Investigation of the Effects of Peroxide Type and Coagent on the Curing and Mechanical Properties of Fluoro Vinyl Methyl Silicone

• Published in: Macromolecular symposia. Vol. 414; no. 4
• Main Authors: Aksüt, Davut, Köse, Erkan, Şen, Murat
• Format: Journal Article
• Language: English
• Published: Weinheim Wiley Subscription Services, Inc 01.08.2025
• Subjects: Absorption; Core loss; Crosslinking; Curing; Damping; Density; Dicumyl peroxide; Elastomers; fluorosilicone rubber; Hexanes; Industrial applications; Mechanical properties; Mechanical tests; Modulus of elasticity; Peroxide; Peroxides; rheological and mechanical properties; Rheological properties; Silicones; Stiffness; Tensile strength
• ISSN: 1022-1360; 1521-3900
• DOI: 10.1002/masy.70089

ABSTRACT This study aims to investigate the effects of different peroxides and the triallyl isocyanurate (TAIC) as coagent on the curing, mechanical, and damping properties of fluoro vinyl methyl silicon rubber (FVMQ) elastomers. Rheological analysis reveals that dicumyl peroxide (DCP) provides faster curing rates, with a 50% higher Curing Rate Index (CRI) and 36% greater delta torque than 2,5‐dimethyl‐2,5‐di(tertiary‐butyl peroxy) hexane (DBPH), indicating improved crosslink density.
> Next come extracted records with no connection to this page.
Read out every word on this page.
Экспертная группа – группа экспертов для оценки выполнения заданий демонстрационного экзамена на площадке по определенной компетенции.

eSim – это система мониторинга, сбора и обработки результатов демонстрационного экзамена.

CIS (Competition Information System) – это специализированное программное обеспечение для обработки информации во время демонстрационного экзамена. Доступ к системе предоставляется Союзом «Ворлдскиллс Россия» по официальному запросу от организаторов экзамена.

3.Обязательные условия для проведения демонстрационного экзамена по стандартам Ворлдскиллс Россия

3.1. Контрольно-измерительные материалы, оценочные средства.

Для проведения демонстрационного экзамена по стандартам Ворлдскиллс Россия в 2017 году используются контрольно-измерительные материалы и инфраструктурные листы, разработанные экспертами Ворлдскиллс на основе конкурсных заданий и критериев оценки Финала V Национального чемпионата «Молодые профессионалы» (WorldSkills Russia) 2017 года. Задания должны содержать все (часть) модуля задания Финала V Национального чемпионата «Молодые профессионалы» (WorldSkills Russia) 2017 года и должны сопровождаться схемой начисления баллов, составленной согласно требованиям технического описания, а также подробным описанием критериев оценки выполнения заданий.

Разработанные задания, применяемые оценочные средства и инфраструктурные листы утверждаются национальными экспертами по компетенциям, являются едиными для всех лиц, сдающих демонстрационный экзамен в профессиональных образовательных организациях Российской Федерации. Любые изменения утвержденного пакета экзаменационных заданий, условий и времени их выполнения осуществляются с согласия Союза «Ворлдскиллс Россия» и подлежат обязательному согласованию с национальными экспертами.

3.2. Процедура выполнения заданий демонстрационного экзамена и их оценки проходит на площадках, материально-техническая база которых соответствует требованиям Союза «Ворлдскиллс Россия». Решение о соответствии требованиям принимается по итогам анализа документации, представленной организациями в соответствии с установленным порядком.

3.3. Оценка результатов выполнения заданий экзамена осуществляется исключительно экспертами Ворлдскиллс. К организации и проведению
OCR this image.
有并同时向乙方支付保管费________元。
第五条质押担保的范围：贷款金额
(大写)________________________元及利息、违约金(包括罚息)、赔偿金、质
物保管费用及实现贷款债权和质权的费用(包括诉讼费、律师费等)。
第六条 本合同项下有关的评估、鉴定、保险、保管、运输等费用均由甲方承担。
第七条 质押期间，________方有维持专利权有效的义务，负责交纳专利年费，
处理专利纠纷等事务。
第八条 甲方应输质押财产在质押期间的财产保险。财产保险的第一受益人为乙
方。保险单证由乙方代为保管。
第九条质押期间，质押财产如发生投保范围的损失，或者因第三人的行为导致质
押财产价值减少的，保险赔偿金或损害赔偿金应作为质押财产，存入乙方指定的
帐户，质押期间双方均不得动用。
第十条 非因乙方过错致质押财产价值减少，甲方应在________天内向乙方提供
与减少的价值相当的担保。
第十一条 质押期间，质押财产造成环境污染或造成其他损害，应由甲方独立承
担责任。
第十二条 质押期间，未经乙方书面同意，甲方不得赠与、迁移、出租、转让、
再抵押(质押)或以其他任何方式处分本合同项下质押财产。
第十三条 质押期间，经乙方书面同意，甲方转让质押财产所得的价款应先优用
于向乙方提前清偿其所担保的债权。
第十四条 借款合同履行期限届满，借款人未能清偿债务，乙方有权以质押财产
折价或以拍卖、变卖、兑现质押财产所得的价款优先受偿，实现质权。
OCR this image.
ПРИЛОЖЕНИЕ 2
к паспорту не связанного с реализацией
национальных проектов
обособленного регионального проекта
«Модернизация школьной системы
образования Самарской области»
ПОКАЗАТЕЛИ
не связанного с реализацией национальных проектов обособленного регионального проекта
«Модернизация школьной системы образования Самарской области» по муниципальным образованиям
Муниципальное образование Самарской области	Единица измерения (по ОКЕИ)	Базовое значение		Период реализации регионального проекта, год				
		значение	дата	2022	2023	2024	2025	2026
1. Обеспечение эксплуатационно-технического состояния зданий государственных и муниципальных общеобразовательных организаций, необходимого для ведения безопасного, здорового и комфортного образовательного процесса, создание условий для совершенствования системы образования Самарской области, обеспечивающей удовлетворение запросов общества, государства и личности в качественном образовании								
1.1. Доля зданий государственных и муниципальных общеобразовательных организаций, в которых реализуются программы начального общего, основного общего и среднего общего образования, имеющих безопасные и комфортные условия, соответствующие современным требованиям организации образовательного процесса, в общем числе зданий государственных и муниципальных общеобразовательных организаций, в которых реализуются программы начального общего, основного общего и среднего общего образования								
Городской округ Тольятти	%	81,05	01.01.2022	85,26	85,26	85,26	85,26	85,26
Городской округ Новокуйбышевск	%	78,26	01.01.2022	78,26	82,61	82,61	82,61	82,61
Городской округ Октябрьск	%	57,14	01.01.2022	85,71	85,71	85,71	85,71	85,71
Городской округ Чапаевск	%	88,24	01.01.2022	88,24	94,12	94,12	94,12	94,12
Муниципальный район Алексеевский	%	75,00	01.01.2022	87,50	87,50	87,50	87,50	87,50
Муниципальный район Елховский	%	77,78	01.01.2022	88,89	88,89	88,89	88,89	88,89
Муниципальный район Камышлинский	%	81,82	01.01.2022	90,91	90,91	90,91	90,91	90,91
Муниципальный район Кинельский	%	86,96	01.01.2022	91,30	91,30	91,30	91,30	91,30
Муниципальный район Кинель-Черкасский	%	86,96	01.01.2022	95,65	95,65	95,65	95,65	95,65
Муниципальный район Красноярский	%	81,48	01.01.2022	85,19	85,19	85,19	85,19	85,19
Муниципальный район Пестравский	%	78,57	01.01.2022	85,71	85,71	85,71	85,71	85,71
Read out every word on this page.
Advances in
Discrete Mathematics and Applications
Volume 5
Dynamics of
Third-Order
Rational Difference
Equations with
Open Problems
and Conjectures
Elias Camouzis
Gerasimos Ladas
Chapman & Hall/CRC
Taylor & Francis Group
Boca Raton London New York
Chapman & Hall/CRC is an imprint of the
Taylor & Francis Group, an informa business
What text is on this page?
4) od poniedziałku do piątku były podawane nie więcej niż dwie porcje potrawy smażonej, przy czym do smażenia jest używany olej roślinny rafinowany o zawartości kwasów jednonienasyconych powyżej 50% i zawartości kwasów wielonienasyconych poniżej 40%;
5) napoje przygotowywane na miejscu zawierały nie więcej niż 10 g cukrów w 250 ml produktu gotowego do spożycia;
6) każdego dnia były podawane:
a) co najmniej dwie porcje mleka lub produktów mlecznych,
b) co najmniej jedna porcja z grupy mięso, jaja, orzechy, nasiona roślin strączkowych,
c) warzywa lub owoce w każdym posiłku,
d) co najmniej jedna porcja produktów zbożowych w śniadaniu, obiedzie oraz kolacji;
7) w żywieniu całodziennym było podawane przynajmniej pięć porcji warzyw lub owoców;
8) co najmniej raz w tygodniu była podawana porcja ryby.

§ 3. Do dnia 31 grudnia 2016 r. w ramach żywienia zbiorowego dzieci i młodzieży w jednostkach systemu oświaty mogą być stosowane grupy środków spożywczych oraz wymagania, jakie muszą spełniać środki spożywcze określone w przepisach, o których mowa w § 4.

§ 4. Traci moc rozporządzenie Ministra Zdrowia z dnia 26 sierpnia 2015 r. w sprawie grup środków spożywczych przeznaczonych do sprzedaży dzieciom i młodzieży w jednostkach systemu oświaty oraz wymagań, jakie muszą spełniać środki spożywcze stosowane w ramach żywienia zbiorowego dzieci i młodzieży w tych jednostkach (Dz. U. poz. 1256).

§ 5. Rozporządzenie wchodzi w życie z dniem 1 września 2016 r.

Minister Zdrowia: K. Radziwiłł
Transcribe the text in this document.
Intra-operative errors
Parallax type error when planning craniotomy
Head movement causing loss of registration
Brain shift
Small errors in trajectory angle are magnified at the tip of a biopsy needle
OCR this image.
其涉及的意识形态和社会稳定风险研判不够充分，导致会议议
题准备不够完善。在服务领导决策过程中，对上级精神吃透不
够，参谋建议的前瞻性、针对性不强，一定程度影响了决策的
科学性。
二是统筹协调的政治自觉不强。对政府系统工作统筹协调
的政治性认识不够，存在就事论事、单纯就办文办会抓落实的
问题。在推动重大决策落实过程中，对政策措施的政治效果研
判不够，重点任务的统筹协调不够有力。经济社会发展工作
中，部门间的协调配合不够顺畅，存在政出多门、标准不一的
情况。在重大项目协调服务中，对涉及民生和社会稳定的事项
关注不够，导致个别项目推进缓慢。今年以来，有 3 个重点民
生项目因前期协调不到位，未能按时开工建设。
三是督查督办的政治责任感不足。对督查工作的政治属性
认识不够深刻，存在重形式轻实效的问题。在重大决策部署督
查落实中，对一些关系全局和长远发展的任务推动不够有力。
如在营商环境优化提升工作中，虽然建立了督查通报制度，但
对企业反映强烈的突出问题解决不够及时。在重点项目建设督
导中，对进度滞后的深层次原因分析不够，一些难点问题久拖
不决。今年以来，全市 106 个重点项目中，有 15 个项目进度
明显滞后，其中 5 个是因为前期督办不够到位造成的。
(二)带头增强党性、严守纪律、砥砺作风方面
Mechanical testing confirms superior tensile strength and stiffness in DCP‐cured elastomers but at the expense of reduced elongation at break. TAIC further enhances crosslink density, increasing the elastic modulus by 50% and improving shock absorption properties. However, DBPH‐cured systems exhibit superior damping behavior, characterized by higher relative hysteresis loss (tan δ), making them suitable for vibration‐absorption applications. Di(2,4‐dichlorobenzoyl)peroxide (DCLBP) systems failed to cure adequately, likely due to catalyst poisoning. These findings highlight the critical role of peroxide type and coagent in determining the properties of FVMQ elastomers for specific industrial applications, balancing stiffness, flexibility, and damping performance.